Forward thinking communities are transitioning to a post-oil world in a movement started in 2007 by British teacher and permaculturist Rob Hopkins. Transition Towns promote sustainability at the local level — whether it's to do with food, transport, building materials or energy resources.

Canada's first such project started in 2009 in Peterborough, Ontario. There are 420 transitioning communities worldwide, including my home town, Sooke, BC. Part of the program here has been a massively successful new community garden that is one of four in town. I am looking forward to tending to my new plot in the spring.

Transition US has a vision "that every community in the United States will have engaged its collective creativity to unleash an extraordinary and historic transition to a future beyond fossil fuels; a future that is more vibrant, abundant and resilient; one that is ultimately preferable to the present".

Even the seemingly unstoppable juggernaut of big business is beginning to see what the future holds if we continue on our current path. No sustainable environment, no sustainable profits.

To show how far this line of sober thinking has gone, a major corporation took out a recent full-page add in the New York Times that read, “Don’t buy what you don’t need. Think twice before you buy anything.” 

 They must read this blog, like many others that are rolling up their sleeves, working hard, and mapping a new course.

Will the winds of change obliterate unsustainable production and consumption? Are we finally waking up to the impossibility of our 5-planet lifestyles, and our own deepening dissatisfaction with them? Can we adjust the sails in time to ride out the uncertain conditions that are sure to prevail?

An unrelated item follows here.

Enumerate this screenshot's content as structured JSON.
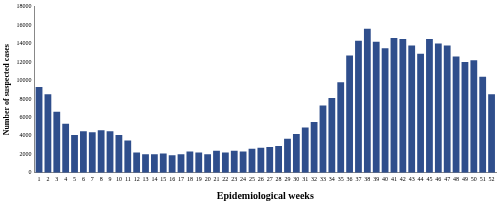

According to the good things that I am seeing, including some very encouraging comments on this blog, we are beginning to turn this thing around. But there are no passengers on this sailboat. We are all crew, and it is time to get busy.

We can make sure we ALL arrive safely at our new destination.

May 14, 2011

Sailing And Simplicity At Sea

“Twenty years from now you will be more disappointed by the things that you didn't do than by the ones you did do. So throw off the bowlines. Sail away from the safe harbor. Catch the trade winds in your sails. Explore. Dream. Discover.”  Mark Twain

Sailboats symbolize many things I cherish - simplicity, sustainability, nature, and freedom. It was with great interest, then, that I listened to a friend tell me about his recent purchase of a small sailboat, his first ever.

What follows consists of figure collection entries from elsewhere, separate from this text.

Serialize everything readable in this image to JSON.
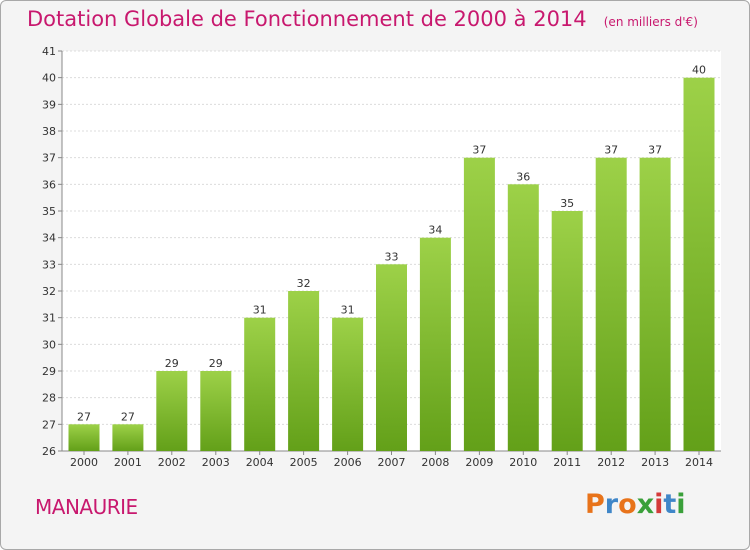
{
  "header": {
    "title": "Dotation Globale de Fonctionnement de 2000 à 2014",
    "subtitle": "(en milliers d'€)"
  },
  "footer": {
    "commune": "MANAURIE",
    "logo_text": "Proxiti"
  },
  "colors": {
    "accent": "#c8186e",
    "bar_top": "#9dd148",
    "bar_bottom": "#63a019",
    "logo_letters": [
      "#e8731a",
      "#3f86c8",
      "#e8731a",
      "#3aa03a",
      "#d43a3a",
      "#3f86c8",
      "#3aa03a"
    ]
  },
  "chart_data": {
    "type": "bar",
    "title": "Dotation Globale de Fonctionnement de 2000 à 2014",
    "subtitle": "(en milliers d'€)",
    "xlabel": "",
    "ylabel": "",
    "ylim": [
      26,
      41
    ],
    "yticks": [
      26,
      27,
      28,
      29,
      30,
      31,
      32,
      33,
      34,
      35,
      36,
      37,
      38,
      39,
      40,
      41
    ],
    "grid": true,
    "categories": [
      "2000",
      "2001",
      "2002",
      "2003",
      "2004",
      "2005",
      "2006",
      "2007",
      "2008",
      "2009",
      "2010",
      "2011",
      "2012",
      "2013",
      "2014"
    ],
    "values": [
      27,
      27,
      29,
      29,
      31,
      32,
      31,
      33,
      34,
      37,
      36,
      35,
      37,
      37,
      40
    ]
  }
}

He was particularly proud of the fact that he bought his first sailboat before his first car. He is an avid cyclist, and is not planning on making that first car purchase any time soon. He won't need a car where he is going.

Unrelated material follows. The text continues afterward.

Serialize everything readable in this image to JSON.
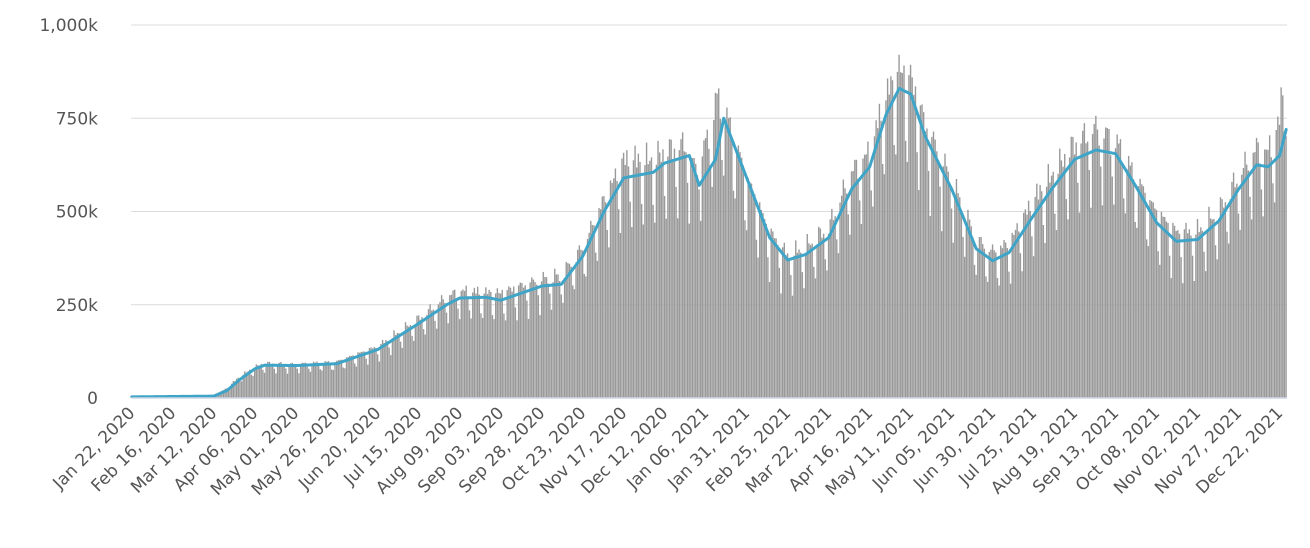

My sailor friend is letting go of the shore completely, and will be downsizing to the simplicity of living at sea. In the small space of his sailboat, every nook and cranny will be packed with the most basic of gear. Only the most useful items make it on board.

American sailor, Robin Lee Graham, was 16 years old in 1965 when he set out on a solo westward circumnavigation in his sailboat the Dove. He took 5 years to complete his journey, and when done said, "At sea, I learned how little a person needs, not how much."

I don't have a sailboat, but I can view my set of possessions as the boat that carries me on the sea of life. And every once in a while, like the good sailor I am, I must assess my performance, as well as the performance of my vessel.

Am I the captain of my own ship? Am I feeling the freedom of my journey? Am I discovering how little I need? Have I plotted a realistic path? Am I traveling light, and as sustainably as possible? Do I need to jettison anything? Am I maintaining the order, service, and discipline I require to make this passage?

May the wind be in your sails, for on the sea of life, that wind is more dear than money. With some guidance and skill, it will safely blow you to untold adventure and discovery, while leaving the waters untainted for those sailors who will follow.